Thank God. The rest, as they say, is history.

So where are we now, my friends and colleagues? Well, aside from your children, who are all in private schools being prepared for a future of their own choosing, things are going pretty much as planned. The Standards of Learning passed in Virginia, and despite some working-class concerns, we managed to cement the deal and add another means of ensuring that schools don't stray from the path and teach creativity or critical thinking. We have teachers so busy teaching the Standards that they have no opportunity to teach anything useful and screw up our beautifully designed curriculum.

We have the "No Child Left Behind" policy in place, thanks to the President, which requires schools to practically double the amount of tests they have to purchase from us, making a nice $600 billion a year to help pay for our private educations.

We've filled the schools with bureaucrats and pencil pushers who haven't had an original idea in decades, and made it almost impossible to push an agenda other than our own. When parents try to get involved, we tell them it's "against policy" and when they don't contribute enough funds we tell them they need "to be involved."
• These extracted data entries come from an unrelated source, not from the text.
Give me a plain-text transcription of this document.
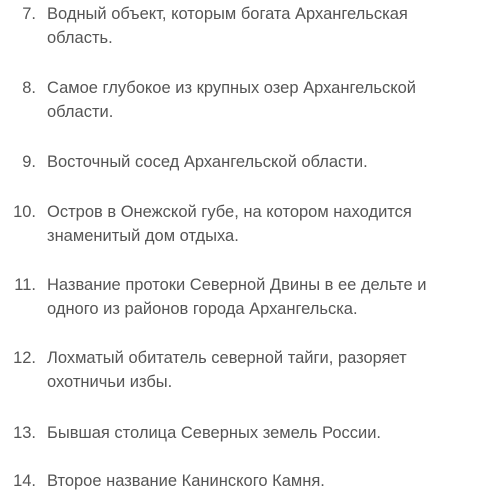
7. Водный объект, которым богата Архангельская область.
8. Самое глубокое из крупных озер Архангельской области.
9. Восточный сосед Архангельской области.
10. Остров в Онежской губе, на котором находится знаменитый дом отдыха.
11. Название протоки Северной Двины в ее дельте и одного из районов города Архангельска.
12. Лохматый обитатель северной тайги, разоряет охотничьи избы.
13. Бывшая столица Северных земель России.
14. Второе название Канинского Камня.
Sure, sometimes the working class gets it in their heads to try and homeschool their children. Admittedly this is a growing problem, and it doesn't help matters that homeschooled students do better on college entrance exams than their public schooled peers. But with economic issues vying for their parent's attention, it is our hope that middle class America just won't have the time or resources to homeschool.

So what of the future? True, we don't need factory workers as much as we used to, but that doesn't mean we should consider giving in to the liberals and the intellectuals and allow our cheap labor a chance to pull themselves up to our level. There will always be a need to control the rabble. You never know when you might need a new gardener.

So I say, Stay the Course. We've done fine so far. Why change?

Thank you, and enjoy your veal. Try to tip your waitress as she probably eats soylent green three meals a day.